Los beneficiarios de estas pensiones gozan de los mismos derechos, garantías y beneficios que cualquier otro pensionista de la Seguridad Social. Entre estos beneficios se incluyen una prestación económica mensual, asistencia sanitaria de la Seguridad Social, un complemento para los titulares de pensión no contributiva que residan en vivienda alquilada, servicios sociales complementarios para personas mayores y con discapacidad, y ayuda social de carácter extraordinario.
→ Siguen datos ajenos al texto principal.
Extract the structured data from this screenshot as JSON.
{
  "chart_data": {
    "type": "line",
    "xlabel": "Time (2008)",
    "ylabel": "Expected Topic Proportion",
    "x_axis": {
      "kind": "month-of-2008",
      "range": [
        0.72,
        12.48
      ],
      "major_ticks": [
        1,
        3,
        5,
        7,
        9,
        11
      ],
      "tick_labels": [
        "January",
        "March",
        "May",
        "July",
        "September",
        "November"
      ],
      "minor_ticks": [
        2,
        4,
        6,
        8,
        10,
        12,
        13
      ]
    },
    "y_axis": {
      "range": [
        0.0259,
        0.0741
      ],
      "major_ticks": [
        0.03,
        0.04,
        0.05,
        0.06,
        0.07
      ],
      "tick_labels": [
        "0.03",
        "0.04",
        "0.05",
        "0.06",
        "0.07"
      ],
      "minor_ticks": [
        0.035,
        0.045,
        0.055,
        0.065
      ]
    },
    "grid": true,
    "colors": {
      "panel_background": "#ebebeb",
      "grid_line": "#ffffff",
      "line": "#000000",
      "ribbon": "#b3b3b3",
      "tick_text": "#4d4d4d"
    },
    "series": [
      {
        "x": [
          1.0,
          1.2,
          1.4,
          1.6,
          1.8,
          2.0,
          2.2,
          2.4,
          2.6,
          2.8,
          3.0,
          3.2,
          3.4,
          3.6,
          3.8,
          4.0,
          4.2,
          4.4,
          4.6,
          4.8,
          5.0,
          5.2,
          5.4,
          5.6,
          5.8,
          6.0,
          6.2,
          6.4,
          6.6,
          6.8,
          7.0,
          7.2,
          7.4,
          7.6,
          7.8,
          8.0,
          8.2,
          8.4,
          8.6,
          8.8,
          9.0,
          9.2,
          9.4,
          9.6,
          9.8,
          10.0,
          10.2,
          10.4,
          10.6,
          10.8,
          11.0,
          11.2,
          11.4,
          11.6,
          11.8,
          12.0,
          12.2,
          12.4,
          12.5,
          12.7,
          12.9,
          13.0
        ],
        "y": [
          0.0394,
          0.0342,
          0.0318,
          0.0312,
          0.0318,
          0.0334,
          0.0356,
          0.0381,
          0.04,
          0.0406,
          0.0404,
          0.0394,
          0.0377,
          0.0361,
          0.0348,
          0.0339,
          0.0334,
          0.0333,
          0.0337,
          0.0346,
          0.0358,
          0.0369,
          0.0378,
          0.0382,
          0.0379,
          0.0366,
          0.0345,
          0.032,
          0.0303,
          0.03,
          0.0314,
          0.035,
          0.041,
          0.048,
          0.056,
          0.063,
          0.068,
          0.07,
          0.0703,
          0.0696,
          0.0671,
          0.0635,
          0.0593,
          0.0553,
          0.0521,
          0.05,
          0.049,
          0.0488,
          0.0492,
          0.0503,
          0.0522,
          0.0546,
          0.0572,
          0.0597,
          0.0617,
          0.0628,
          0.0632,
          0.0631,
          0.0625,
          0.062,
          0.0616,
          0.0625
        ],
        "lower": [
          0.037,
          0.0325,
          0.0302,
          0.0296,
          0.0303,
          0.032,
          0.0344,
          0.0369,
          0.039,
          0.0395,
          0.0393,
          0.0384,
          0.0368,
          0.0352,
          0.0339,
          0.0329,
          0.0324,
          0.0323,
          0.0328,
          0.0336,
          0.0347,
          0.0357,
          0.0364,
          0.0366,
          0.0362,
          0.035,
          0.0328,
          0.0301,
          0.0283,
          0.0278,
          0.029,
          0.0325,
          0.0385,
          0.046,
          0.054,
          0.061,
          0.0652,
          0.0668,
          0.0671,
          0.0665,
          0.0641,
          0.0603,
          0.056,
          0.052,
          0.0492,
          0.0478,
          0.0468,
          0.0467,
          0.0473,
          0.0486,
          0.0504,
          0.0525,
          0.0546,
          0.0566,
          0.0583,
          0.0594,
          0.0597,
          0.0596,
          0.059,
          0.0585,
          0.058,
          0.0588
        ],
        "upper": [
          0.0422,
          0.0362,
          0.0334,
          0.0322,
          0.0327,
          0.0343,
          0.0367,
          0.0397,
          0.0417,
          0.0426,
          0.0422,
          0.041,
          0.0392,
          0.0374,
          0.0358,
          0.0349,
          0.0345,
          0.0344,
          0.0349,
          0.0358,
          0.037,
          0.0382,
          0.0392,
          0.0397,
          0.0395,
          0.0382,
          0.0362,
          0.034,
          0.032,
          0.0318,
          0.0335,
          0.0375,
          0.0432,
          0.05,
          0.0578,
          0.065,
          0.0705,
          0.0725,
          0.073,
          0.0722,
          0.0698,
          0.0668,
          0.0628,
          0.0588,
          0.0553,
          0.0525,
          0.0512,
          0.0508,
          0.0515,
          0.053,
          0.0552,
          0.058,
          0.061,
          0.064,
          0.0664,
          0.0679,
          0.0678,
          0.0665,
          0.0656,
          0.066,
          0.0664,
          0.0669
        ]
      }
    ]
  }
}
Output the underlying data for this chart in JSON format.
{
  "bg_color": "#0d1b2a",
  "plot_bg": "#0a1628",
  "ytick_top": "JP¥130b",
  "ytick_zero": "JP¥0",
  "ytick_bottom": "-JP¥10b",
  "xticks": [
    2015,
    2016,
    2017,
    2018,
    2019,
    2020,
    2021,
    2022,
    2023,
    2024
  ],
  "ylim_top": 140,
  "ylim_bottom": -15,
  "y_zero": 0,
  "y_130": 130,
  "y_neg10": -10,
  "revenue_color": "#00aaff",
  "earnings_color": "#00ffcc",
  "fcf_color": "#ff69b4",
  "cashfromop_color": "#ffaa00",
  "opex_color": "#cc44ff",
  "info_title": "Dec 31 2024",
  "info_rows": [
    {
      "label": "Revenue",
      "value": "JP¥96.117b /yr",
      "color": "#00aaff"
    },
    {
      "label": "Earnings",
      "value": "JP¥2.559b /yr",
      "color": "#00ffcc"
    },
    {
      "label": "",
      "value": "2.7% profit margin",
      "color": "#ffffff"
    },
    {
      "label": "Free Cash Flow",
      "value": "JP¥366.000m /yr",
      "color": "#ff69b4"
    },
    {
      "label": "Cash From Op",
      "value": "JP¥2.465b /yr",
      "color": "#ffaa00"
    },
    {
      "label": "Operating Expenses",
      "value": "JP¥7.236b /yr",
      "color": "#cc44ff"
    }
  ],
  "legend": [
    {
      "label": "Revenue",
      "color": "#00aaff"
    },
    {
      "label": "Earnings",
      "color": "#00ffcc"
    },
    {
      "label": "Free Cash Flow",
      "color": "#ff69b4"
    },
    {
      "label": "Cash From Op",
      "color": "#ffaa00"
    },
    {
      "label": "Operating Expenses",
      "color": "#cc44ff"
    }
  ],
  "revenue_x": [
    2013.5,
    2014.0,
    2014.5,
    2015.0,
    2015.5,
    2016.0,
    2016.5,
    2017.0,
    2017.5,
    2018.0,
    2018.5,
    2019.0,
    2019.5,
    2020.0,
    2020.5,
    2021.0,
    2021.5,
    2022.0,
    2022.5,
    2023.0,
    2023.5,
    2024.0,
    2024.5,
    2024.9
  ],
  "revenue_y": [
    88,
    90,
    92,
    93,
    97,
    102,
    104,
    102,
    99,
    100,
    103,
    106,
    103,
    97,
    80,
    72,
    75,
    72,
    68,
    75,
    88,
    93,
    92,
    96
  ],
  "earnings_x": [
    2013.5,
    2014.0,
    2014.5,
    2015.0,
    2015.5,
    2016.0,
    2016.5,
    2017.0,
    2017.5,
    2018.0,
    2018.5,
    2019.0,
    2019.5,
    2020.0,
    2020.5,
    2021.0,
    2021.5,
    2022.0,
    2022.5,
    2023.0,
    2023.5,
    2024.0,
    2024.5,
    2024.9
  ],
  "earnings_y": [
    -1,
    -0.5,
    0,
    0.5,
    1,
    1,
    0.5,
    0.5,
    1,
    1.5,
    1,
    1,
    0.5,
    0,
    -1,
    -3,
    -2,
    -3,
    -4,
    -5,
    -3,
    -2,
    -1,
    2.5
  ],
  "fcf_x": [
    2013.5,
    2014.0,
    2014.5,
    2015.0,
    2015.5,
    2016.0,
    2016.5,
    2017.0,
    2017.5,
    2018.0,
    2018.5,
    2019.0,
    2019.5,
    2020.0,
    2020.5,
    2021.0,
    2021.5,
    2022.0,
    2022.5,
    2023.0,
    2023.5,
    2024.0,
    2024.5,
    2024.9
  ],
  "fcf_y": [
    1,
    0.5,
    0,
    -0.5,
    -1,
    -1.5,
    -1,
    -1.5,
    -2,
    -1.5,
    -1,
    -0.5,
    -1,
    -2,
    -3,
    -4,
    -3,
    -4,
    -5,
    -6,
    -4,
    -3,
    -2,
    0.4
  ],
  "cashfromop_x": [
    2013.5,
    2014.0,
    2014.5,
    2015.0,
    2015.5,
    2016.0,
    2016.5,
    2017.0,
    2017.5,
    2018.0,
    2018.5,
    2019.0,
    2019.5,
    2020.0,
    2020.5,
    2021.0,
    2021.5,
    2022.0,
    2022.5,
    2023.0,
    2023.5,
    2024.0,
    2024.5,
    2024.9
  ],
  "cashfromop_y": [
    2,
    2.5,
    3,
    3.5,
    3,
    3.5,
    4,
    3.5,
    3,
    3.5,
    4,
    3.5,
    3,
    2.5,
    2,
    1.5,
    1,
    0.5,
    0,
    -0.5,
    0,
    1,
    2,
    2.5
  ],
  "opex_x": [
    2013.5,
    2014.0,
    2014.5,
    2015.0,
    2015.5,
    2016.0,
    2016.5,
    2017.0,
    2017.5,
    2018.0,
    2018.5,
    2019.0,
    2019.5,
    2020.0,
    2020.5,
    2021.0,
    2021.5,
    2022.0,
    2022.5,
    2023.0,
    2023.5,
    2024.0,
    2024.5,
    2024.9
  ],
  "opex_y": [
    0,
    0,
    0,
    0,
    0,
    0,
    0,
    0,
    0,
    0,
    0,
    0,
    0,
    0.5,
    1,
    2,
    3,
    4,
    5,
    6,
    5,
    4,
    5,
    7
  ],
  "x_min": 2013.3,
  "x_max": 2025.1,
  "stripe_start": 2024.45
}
En el caso de la pensión de invalidez no contributiva, se presume un grado de discapacidad igual al 65% en aquellos que tengan reconocida una incapacidad permanente absoluta, una pensión asistencial por enfermedad o las personas incapacitadas legalmente. Se presume un grado de discapacidad del 75% en aquellos que tienen reconocida una incapacidad permanente en grado de gran invalidez.
Es importante mencionar que el pensionista de invalidez que inicie una actividad laboral podrá compatibilizar, durante un plazo máximo de cuatro años, el percibo de la pensión con los ingresos derivados de esa actividad, siempre y cuando la suma de la cuantía anual de la pensión y de los ingresos anuales que perciba o prevea vaya a percibir de la actividad laboral no superen 13.984,54 euros.
Las pensiones no contributivas son otorgadas a aquellos solicitantes que sean residentes en territorio español y que cumplan con ciertos requisitos, como carecer de ingresos suficientes o vivir en una unidad económica de convivencia cuyos recursos no superen ciertos límites.
Una característica importante de las pensiones no contributivas es su incompatibilidad con otras prestaciones. Estas pensiones son incompatibles entre sí, con las pensiones asistenciales del Fondo de Asistencia Social (FAS), con los Subsidios de Garantía de Ingresos Mínimos y por Ayuda de Tercera Persona de la Ley de Integración de los Minusválidos, y con la condición de causante de la prestación familiar por hijo o hija a cargo con discapacidad.
Los titulares de la pensión no contributiva deben cumplir con ciertas obligaciones, como comunicar a la Administración cualquier variación en su situación personal o económica, así como presentar una declaración anual sobre su situación socio-económica.
En 2023, las pensiones no contributivas de jubilación e invalidez y la prestación del Ingreso Mínimo Vital se incrementarán de forma extraordinaria en un 15%. Esto significa que la pensión media de jubilación aumentará 1.500 euros al año y la de viudedad, unos 930. Con estas subidas, la pensión mínima para los pensionistas de 65 años o mayores se fija en 10.963,40 euros anuales y en 13.526,80 en el caso de jubilados con cónyuge a cargo. Los menores de esa edad recibirán como mínimo 10.256,40 euros y 12.682 si tienen cónyuge a cargo.